What if the Lenten discipline were to have one piece of chocolate – good chocolate – or one sweet thing a day. Limiting it to one piece a day can be hard. Then again, having one good piece of chocolate a day might seem too indulgent for this austere season of Lent. But what if, mid-afternoon or after dinner, I had one piece of chocolate, and really savored it, took time with it, tasted it freshly, noticed the hint of salt or chili or cinnamon that lies beneath. And what if, as I savor this chocolate, I remind myself of God’s good intention for my life and for the world? What if a piece of chocolate a day was my Lenten fast, my Lenten feast?
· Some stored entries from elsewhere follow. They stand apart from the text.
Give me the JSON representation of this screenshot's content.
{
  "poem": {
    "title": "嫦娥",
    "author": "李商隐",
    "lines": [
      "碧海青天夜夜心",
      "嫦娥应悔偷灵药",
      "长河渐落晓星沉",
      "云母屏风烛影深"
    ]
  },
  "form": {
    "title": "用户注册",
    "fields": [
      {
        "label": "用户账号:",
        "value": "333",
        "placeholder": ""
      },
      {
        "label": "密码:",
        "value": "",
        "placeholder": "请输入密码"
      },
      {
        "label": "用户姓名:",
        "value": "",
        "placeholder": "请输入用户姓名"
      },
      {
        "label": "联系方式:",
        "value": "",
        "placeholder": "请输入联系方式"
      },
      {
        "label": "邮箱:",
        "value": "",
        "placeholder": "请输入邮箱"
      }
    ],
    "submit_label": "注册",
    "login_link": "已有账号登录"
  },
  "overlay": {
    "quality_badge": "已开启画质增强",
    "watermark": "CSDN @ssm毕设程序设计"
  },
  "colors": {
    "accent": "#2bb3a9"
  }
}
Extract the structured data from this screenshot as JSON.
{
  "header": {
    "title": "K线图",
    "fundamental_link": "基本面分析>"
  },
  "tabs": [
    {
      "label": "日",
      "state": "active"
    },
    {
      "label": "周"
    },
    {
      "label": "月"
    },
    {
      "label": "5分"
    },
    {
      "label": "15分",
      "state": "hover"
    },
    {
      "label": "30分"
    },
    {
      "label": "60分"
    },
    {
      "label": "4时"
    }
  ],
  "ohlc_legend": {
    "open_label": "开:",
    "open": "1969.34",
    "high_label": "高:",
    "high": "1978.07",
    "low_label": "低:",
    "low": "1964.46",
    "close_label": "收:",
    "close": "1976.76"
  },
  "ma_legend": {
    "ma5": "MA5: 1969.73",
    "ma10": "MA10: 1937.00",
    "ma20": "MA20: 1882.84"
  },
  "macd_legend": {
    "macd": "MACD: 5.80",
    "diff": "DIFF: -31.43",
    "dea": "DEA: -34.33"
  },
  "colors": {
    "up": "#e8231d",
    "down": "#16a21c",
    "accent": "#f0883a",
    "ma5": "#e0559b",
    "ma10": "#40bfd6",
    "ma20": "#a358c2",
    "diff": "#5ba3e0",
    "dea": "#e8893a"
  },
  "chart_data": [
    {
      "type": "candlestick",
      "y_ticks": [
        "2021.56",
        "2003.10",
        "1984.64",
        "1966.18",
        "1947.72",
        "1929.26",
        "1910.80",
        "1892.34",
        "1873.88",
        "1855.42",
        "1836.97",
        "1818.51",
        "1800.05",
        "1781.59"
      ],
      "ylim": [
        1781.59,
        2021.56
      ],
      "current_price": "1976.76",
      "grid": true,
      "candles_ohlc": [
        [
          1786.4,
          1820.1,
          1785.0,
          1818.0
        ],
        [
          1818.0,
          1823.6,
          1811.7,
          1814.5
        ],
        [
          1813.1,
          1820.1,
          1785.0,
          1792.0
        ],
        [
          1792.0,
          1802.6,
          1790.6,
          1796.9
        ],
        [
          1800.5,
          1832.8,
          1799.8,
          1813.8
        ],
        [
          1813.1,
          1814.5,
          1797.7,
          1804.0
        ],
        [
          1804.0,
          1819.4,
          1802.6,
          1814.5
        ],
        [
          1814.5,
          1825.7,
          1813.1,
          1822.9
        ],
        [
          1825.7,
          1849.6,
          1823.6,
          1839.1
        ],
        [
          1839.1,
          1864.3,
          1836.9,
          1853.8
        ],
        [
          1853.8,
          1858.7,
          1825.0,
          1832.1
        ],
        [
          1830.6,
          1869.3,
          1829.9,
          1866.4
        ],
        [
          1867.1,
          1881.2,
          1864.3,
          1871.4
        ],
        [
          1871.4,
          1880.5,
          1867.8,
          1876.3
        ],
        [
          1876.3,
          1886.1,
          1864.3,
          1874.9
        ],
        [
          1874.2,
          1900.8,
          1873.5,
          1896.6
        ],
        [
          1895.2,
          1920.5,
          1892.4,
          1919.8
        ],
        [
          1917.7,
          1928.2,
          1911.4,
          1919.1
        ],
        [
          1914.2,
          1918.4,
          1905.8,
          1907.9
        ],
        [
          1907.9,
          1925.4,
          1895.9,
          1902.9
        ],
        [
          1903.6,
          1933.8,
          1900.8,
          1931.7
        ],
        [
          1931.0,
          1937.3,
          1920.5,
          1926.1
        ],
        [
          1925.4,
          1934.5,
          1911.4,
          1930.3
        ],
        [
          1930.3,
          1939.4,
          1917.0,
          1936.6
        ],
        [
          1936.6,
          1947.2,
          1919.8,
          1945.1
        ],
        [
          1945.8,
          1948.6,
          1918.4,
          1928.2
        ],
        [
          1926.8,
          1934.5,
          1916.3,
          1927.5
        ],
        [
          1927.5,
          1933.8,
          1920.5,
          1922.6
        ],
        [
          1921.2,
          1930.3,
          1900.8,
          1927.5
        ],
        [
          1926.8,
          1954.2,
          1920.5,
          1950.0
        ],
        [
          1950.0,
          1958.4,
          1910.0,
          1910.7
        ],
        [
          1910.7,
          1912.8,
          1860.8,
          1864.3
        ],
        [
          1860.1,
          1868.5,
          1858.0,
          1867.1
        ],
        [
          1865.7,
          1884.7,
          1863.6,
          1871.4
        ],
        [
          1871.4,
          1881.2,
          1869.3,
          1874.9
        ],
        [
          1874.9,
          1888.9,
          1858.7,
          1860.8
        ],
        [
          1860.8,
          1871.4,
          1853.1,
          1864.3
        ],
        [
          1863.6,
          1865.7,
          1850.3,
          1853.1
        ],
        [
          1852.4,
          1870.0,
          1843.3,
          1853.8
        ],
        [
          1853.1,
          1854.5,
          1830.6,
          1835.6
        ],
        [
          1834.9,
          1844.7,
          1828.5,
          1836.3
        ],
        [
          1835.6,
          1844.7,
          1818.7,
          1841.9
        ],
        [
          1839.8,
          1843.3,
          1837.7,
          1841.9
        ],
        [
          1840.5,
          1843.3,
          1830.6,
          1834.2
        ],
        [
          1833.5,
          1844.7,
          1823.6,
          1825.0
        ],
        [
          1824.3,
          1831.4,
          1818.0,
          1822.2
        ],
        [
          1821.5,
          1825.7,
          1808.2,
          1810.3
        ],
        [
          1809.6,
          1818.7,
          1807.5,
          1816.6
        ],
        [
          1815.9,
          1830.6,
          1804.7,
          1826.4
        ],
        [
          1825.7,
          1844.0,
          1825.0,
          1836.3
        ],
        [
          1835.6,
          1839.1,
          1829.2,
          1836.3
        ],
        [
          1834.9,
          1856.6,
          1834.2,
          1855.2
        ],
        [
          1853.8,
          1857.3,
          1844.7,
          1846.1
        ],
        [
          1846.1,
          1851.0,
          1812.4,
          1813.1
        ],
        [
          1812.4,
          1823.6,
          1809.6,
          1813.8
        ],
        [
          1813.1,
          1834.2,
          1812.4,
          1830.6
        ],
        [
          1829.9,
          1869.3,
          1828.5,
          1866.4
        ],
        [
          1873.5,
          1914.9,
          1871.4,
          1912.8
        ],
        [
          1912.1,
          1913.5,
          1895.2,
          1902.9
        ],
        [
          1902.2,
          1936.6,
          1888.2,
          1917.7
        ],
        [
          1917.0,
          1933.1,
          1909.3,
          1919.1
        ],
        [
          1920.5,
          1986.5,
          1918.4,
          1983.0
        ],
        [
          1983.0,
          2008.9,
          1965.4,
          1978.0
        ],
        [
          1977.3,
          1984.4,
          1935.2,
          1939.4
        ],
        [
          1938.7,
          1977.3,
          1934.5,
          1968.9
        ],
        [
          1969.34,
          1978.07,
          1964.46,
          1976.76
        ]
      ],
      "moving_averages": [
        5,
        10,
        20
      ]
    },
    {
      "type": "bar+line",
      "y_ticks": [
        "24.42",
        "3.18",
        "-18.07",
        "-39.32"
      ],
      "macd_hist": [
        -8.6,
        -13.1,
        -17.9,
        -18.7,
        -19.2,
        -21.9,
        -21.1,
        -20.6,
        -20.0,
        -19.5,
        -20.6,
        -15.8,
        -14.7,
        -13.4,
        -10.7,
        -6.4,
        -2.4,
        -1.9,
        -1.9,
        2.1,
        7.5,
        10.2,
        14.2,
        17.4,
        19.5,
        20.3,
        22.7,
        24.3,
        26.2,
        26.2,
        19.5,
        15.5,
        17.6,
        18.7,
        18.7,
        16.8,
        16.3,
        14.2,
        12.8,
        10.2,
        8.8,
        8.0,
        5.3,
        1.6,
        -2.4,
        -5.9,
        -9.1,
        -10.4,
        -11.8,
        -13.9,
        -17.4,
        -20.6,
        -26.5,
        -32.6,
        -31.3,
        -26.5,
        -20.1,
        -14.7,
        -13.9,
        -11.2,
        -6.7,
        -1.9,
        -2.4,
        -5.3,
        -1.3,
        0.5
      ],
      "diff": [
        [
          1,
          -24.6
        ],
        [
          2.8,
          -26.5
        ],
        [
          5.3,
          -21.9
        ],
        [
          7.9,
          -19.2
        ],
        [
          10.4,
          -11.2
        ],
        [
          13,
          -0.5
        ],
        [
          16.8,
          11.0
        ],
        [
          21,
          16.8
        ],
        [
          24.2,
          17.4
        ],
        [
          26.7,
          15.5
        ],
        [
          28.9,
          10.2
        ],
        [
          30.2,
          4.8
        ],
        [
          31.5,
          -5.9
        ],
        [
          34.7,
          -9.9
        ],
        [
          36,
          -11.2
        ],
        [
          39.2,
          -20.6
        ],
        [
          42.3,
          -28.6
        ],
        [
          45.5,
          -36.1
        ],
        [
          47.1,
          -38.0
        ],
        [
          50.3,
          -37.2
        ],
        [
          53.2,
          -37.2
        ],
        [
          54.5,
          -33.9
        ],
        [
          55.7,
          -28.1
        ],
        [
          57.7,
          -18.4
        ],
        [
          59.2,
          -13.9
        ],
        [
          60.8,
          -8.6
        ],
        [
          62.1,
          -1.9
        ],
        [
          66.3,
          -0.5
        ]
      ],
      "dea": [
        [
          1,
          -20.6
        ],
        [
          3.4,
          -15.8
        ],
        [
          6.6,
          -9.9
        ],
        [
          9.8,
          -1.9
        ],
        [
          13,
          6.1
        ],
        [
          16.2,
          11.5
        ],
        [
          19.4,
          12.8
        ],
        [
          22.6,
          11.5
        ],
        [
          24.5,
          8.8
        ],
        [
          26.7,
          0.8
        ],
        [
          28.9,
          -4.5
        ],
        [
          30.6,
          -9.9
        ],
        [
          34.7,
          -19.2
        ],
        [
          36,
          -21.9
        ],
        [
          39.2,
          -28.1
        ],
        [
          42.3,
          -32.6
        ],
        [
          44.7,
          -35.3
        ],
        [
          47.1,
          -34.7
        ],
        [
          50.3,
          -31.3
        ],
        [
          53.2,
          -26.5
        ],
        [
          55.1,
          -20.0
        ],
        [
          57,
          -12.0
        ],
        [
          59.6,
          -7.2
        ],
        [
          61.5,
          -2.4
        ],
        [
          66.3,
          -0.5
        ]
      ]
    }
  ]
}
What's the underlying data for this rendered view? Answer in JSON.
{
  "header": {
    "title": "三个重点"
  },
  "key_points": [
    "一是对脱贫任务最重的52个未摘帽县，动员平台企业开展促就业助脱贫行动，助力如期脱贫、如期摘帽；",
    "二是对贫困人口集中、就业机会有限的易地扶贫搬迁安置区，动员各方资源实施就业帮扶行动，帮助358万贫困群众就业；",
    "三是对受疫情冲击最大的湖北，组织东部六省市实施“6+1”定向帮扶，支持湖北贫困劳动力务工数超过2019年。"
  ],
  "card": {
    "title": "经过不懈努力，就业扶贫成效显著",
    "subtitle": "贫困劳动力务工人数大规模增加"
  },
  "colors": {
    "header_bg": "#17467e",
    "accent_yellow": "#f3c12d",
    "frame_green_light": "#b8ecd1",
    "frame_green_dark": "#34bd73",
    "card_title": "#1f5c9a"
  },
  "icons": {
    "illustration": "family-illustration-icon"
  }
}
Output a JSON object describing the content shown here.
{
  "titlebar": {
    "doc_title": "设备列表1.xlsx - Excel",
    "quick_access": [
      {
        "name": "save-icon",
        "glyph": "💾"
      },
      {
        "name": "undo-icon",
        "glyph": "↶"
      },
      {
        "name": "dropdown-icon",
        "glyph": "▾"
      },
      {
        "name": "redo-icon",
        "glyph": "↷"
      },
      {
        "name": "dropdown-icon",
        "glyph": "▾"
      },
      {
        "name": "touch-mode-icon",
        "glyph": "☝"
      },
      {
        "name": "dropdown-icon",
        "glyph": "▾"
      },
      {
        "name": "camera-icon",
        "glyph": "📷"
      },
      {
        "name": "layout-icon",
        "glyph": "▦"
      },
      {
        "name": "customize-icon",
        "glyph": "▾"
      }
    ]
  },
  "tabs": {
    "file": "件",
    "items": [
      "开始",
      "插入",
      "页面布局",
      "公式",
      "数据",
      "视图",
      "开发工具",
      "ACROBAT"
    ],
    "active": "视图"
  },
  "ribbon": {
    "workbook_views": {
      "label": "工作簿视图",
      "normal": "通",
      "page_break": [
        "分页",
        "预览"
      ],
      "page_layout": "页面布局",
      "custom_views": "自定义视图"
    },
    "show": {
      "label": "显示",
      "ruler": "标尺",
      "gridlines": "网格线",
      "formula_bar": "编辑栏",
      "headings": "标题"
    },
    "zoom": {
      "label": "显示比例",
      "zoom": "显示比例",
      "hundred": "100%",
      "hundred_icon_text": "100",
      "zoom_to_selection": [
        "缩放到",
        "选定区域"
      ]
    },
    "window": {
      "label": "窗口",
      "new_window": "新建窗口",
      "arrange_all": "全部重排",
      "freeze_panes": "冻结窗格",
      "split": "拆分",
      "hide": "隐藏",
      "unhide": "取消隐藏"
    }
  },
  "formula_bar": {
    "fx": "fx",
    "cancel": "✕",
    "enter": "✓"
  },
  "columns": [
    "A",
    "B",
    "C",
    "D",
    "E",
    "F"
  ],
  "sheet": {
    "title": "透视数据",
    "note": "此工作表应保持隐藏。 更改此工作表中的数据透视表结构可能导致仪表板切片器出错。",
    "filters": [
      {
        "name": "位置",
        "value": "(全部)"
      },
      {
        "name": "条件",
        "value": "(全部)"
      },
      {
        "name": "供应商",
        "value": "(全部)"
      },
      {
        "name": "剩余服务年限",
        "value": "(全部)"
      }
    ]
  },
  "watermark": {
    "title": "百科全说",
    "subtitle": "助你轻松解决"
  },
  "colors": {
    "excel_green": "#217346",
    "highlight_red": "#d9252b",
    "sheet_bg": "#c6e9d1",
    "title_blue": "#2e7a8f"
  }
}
Because the ashes will always be there. There will always be reminders of death and decay. We are confronted with our mortality all the time, as our bodies grow weary, as we lose people, as violence pervades the world. The ashes are there, and we can’t run away from them, nor should we (if you’ll allow me a ‘should’.) We can’t deny them. But we don’t have to give them the only word, or the ultimate word.

So that’s why we have chocolate and ashes on the table tonight. To remember that even our mortality is surrounded by the love of God.